Coolant speed needs to be fast enough to have a
turbulent boundary layer while staying under the cavitation
speed of the water pump. At slower speeds, flow is laminar. In laminar flow,
Newtonian fluids that come in contact with a surface exhibit a characteristic
velocity profile. The fluid layer that is in contact with surface has zero
velocity. The velocity increases from zero to freestream as you move away from
the surface. Laminar flowing or standing water is a poor thermal conductor
(actually it's a pretty decent insulator). Refer to:
http://www.engineeringtoolbox....ductivity-d_429.htmlThe thermal conductivity ( in units of k - W/(m.K) ) of a cast iron 351C block
is 55. The conductivity of carbon steel coolant pipes is 43 while an aluminum
radiator is 205 and a copper one is 401. Water is several orders of magnitude
lower at 0.58. Thermodynamics are driven by temperature differentials.
The greater the temperature differential, the more effective the cooling.
Increasing the speed of the coolant flow so that it has a turbulent boundary
layer introduces mixing which carries higher temperature coolant from the
center of the tube to contact the lower temperature surface, providing better
thermal transfer between the coolant and the tube surface.
Dual pass radiators double the path length so velocity is
also doubled.
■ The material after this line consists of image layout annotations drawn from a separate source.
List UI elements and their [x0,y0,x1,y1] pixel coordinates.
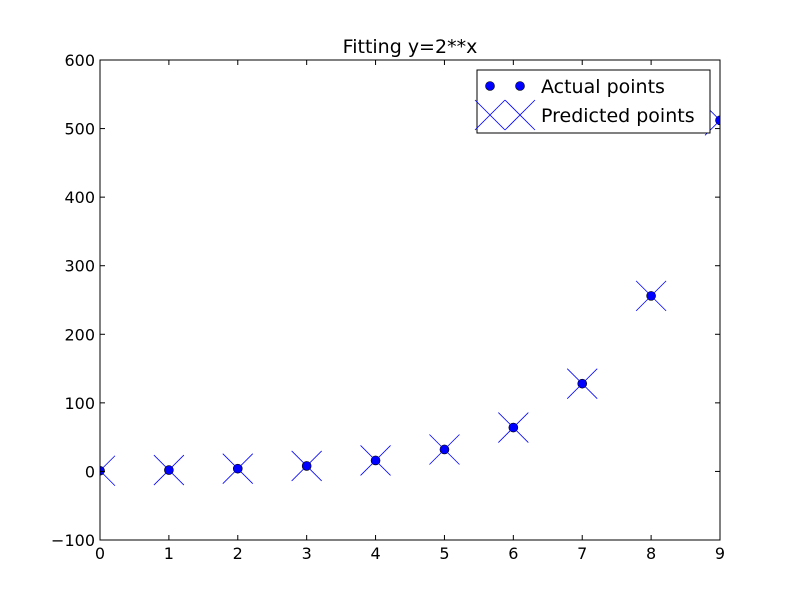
x-tick-label: 8 [646,544,656,563]
y-tick-label: 500 [64,120,95,139]
x-tick-label: 9 [715,544,725,563]
predicted-point-marker [291,450,322,482]
y-tick-label: 400 [64,188,95,207]
x-tick-label: 6 [508,544,518,563]
predicted-point-marker [566,368,598,399]
legend-label: Actual points [541,76,665,98]
legend-label: Predicted points [541,105,695,127]
predicted-point-marker [429,434,460,465]
legend-entry: Predicted points [474,99,695,131]
series-1 [100,115,720,476]
plot-area-frame [99,59,721,541]
legend-circle-marker [485,81,495,91]
predicted-point-marker [222,453,254,484]
legend-box [476,69,711,134]
x-tick-label: 3 [302,544,312,563]
x-tick-label: 4 [370,544,380,563]
x-tick-label: 1 [164,544,174,563]
y-tick-label: 600 [64,51,95,70]
y-tick-label: 300 [64,257,95,276]
predicted-point-marker [635,280,667,312]
legend-entry: Actual points [485,76,665,98]
y-tick-label: 200 [64,325,95,344]
legend-x-marker [474,99,506,131]
x-tick-label: 7 [577,544,587,563]
y-tick-label: −100 [51,531,95,550]
chart-title: Fitting y=2**x [343,36,478,58]
actual-point-marker [100,465,105,476]
x-tick-label: 2 [233,544,243,563]
series-2 [100,105,720,487]
legend-x-marker [504,99,536,131]
y-tick-label: 100 [64,394,95,413]
predicted-point-marker [153,454,185,486]
predicted-point-marker [498,412,529,443]
x-tick-label: 5 [439,544,449,563]
predicted-point-marker [100,455,116,487]
y-tick-label: 0 [85,462,95,481]
legend-circle-marker [515,81,525,91]
predicted-point-marker [360,445,391,476]
legend: Actual points Predicted points [474,69,711,134]
actual-point-marker [715,115,720,126]
x-tick-label: 0 [95,544,105,563]
data-layer [100,105,720,487]
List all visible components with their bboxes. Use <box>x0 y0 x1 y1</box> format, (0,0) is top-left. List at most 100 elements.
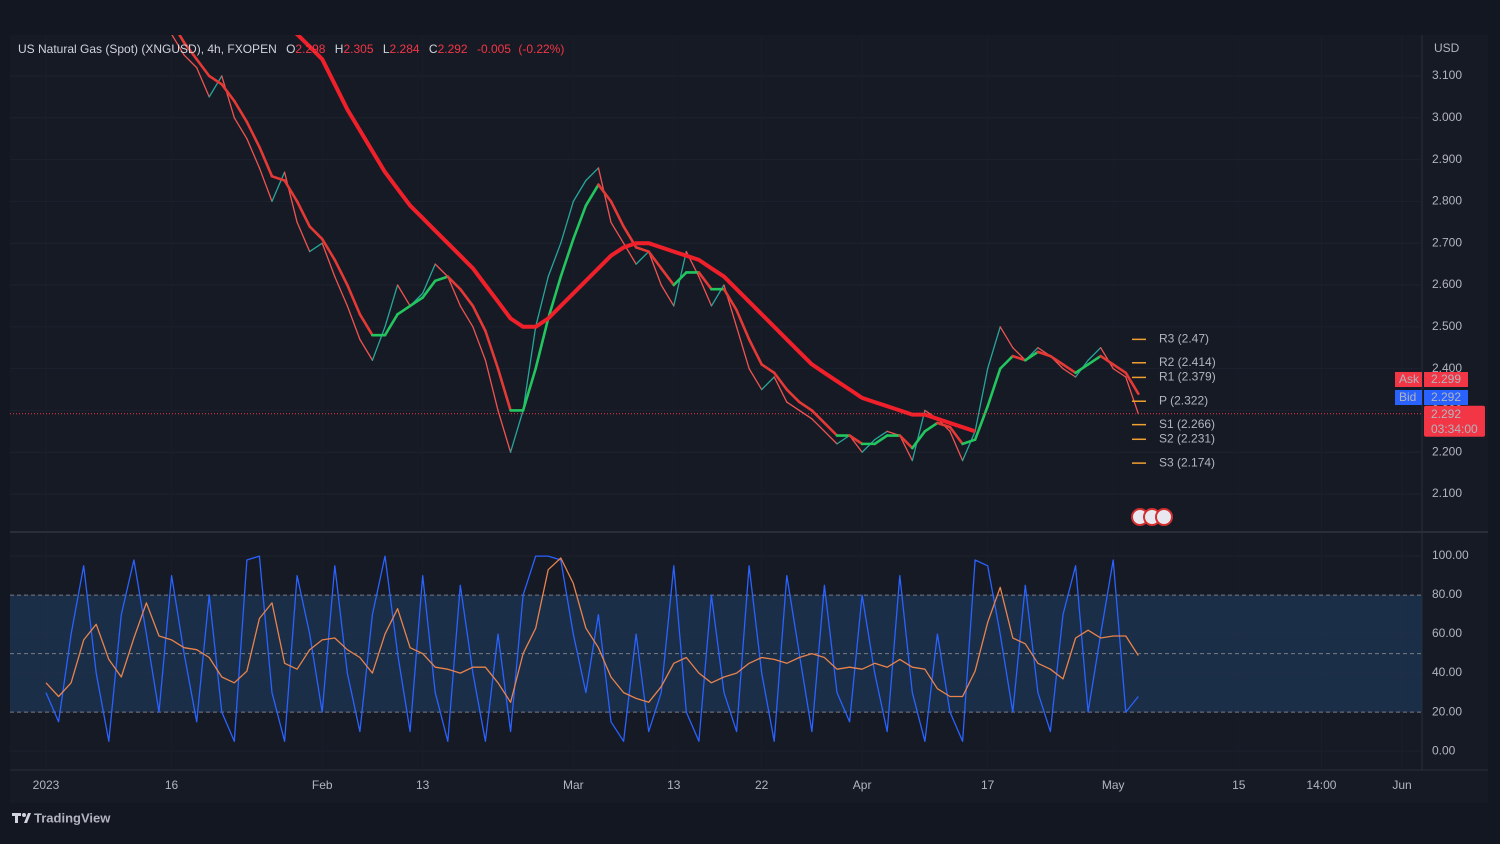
line-segment <box>535 275 549 328</box>
line-segment <box>811 418 826 432</box>
y-tick-label: 2.900 <box>1432 152 1462 166</box>
ask-value: 2.299 <box>1431 372 1461 386</box>
ohlc-value: 2.284 <box>390 42 420 56</box>
symbol-title: US Natural Gas (Spot) (XNGUSD), 4h, FXOP… <box>18 42 277 56</box>
line-segment <box>635 250 650 265</box>
bid-tag <box>1424 390 1468 405</box>
y-tick-label: 2.800 <box>1432 194 1462 208</box>
line-segment <box>547 242 562 278</box>
line-segment <box>396 284 411 307</box>
line-segment <box>195 57 211 78</box>
ohlc-label: O <box>286 42 295 56</box>
line-segment <box>1086 354 1102 366</box>
bid-value: 2.292 <box>1431 390 1461 404</box>
line-segment <box>334 275 348 307</box>
x-tick-label: Apr <box>853 778 872 792</box>
line-segment <box>948 425 964 446</box>
line-segment <box>773 376 788 403</box>
line-segment <box>270 175 286 182</box>
line-segment <box>785 388 801 404</box>
line-segment <box>823 430 838 445</box>
x-tick-label: 15 <box>1232 778 1246 792</box>
line-segment <box>472 326 487 361</box>
line-segment <box>798 409 813 420</box>
line-segment <box>1099 354 1115 366</box>
ask-label: Ask <box>1399 372 1420 386</box>
line-segment <box>697 271 713 291</box>
line-segment <box>446 275 462 291</box>
line-segment <box>760 363 776 375</box>
line-segment <box>848 434 864 446</box>
line-series <box>45 555 1139 742</box>
line-segment <box>786 401 800 412</box>
x-tick-label: 16 <box>165 778 179 792</box>
line-segment <box>911 409 926 462</box>
line-segment <box>1061 363 1077 375</box>
line-segment <box>923 421 939 433</box>
line-segment <box>396 304 412 316</box>
line-segment <box>936 421 952 429</box>
line-segment <box>899 434 913 462</box>
line-segment <box>522 326 537 412</box>
line-segment <box>295 200 311 228</box>
x-tick-label: 14:00 <box>1306 778 1336 792</box>
event-flag[interactable] <box>1155 508 1173 526</box>
y-tick-label: 2.600 <box>1432 277 1462 291</box>
line-segment <box>1124 371 1140 396</box>
y-tick-label: 2.100 <box>1432 486 1462 500</box>
x-tick-label: Jun <box>1392 778 1411 792</box>
line-segment <box>434 263 449 278</box>
pivot-label: R1 (2.379) <box>1159 370 1216 384</box>
line-segment <box>584 183 600 207</box>
logo-part <box>22 813 26 817</box>
line-segment <box>597 183 613 203</box>
line-segment <box>761 376 775 391</box>
line-segment <box>509 409 524 453</box>
y-tick-label: 80.00 <box>1432 587 1462 601</box>
line-segment <box>572 204 588 241</box>
change-percent: (-0.22%) <box>518 42 564 56</box>
line-segment <box>346 283 362 316</box>
line-segment <box>346 305 361 341</box>
ohlc-value: 2.298 <box>295 42 325 56</box>
price-pane <box>10 35 1422 530</box>
line-segment <box>572 179 587 203</box>
line-segment <box>408 296 424 308</box>
line-segment <box>258 167 273 203</box>
line-segment <box>961 438 977 446</box>
line-segment <box>585 167 600 182</box>
line-segment <box>183 54 198 69</box>
event-flags <box>1131 508 1173 526</box>
line-segment <box>672 271 688 287</box>
ohlc-value: 2.305 <box>343 42 373 56</box>
brand-name[interactable]: TradingView <box>34 810 111 825</box>
line-segment <box>648 250 662 286</box>
y-tick-label: 20.00 <box>1432 704 1462 718</box>
line-segment <box>333 258 349 287</box>
currency-label: USD <box>1434 41 1460 55</box>
line-segment <box>1100 347 1114 370</box>
line-segment <box>459 287 475 308</box>
pivot-label: S3 (2.174) <box>1159 455 1215 469</box>
line-segment <box>1112 367 1127 378</box>
pivot-label: R2 (2.414) <box>1159 355 1216 369</box>
y-tick-label: 2.500 <box>1432 319 1462 333</box>
line-segment <box>560 200 574 244</box>
line-segment <box>521 367 537 412</box>
line-segment <box>798 400 814 412</box>
y-tick-label: 100.00 <box>1432 548 1469 562</box>
line-segment <box>207 74 224 86</box>
bar-countdown: 03:34:00 <box>1431 422 1478 436</box>
line-segment <box>1062 367 1077 378</box>
line-segment <box>233 99 249 124</box>
legend-header: US Natural Gas (Spot) (XNGUSD), 4h, FXOP… <box>18 42 564 56</box>
line-segment <box>484 359 499 412</box>
line-segment <box>358 312 374 337</box>
line-segment <box>987 326 1001 370</box>
axes: 2.1002.2002.3002.4002.5002.6002.7002.800… <box>33 68 1485 792</box>
y-tick-label: 2.400 <box>1432 361 1462 375</box>
line-segment <box>748 367 763 391</box>
line-segment <box>861 439 876 453</box>
line-segment <box>246 138 261 169</box>
line-segment <box>1024 350 1040 362</box>
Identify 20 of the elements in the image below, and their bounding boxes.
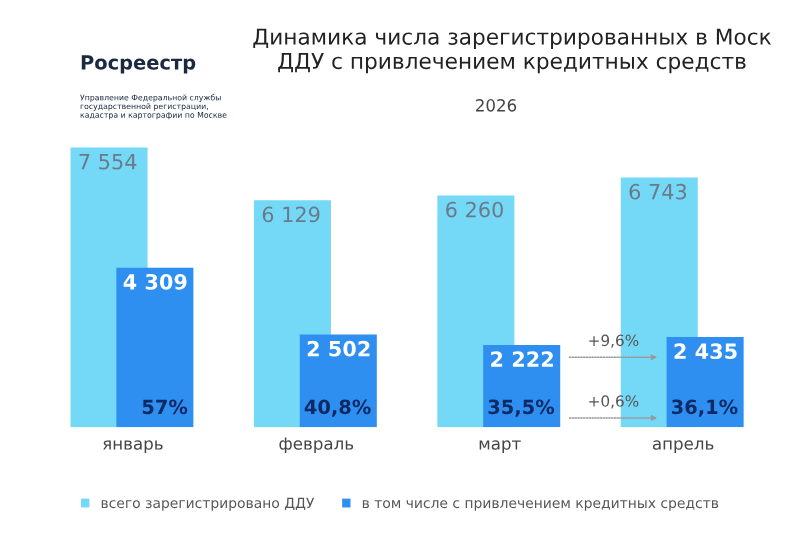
x-tick-label: март [479, 440, 521, 454]
chart-title: Динамика числа зарегистрированных в Моск ДДУ с привлечением кредитных средств [253, 28, 772, 74]
bar [116, 267, 194, 428]
data-label: 7 554 [79, 154, 137, 170]
annotation: 57% [142, 399, 188, 415]
annotation: 40,8% [304, 399, 371, 417]
x-tick-label: апрель [652, 440, 714, 454]
text: Росреестр [81, 55, 196, 74]
data-label: 2 435 [674, 343, 737, 360]
x-tick-label: февраль [279, 437, 354, 454]
data-label: 2 502 [307, 340, 370, 357]
data-label: 4 309 [123, 273, 187, 290]
data-label: 6 129 [262, 206, 320, 223]
x-tick-label: январь [103, 440, 163, 454]
chart-subtitle: 2026 [476, 99, 517, 112]
data-label: 2 222 [491, 351, 553, 367]
annotation: 35,5% [488, 399, 555, 417]
data-label: 6 260 [446, 201, 503, 218]
data-label: 6 743 [629, 183, 687, 200]
annotation: 36,1% [671, 399, 738, 417]
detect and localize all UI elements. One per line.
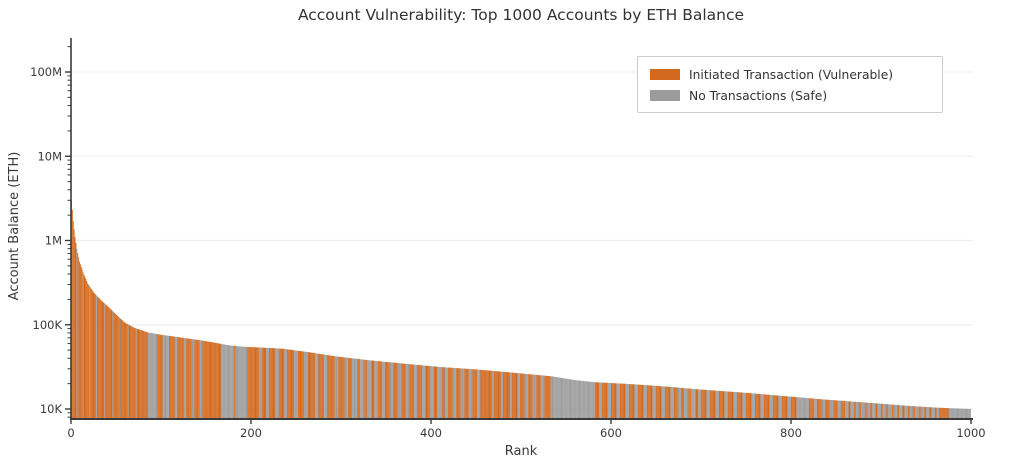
legend-swatch-vulnerable-icon [650,69,680,80]
svg-text:1M: 1M [45,234,62,248]
svg-text:600: 600 [600,426,622,440]
svg-text:200: 200 [240,426,262,440]
x-axis-label: Rank [504,444,538,459]
legend-item-safe: No Transactions (Safe) [650,85,936,106]
svg-text:0: 0 [67,426,74,440]
svg-text:800: 800 [780,426,802,440]
legend-item-vulnerable: Initiated Transaction (Vulnerable) [650,64,936,85]
svg-text:10M: 10M [37,149,62,163]
chart-title: Account Vulnerability: Top 1000 Accounts… [297,6,745,24]
svg-text:1000: 1000 [956,426,985,440]
svg-text:400: 400 [420,426,442,440]
svg-text:100M: 100M [30,65,62,79]
legend-swatch-safe-icon [650,90,680,101]
svg-text:100K: 100K [33,318,63,332]
legend-label-vulnerable: Initiated Transaction (Vulnerable) [689,67,894,82]
svg-text:10K: 10K [40,402,63,416]
legend: Initiated Transaction (Vulnerable) No Tr… [637,56,943,113]
legend-label-safe: No Transactions (Safe) [689,88,828,103]
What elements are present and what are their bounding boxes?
Smaller diameter pipes also increase velocity. This is done to
promote a turbulent boundary layer for increased cooling. Also, once a coolant
reaches a certain temperature (it's pressure corrected vapor point), it no
longer absorbs additional heat and, as it approaches that temperature, it
picks up heat at an increasingly slower rate. Slow coolant speed leads to
localized hot spots and boiling in places like cylinder head passages near
exhaust ports.
Dan Jones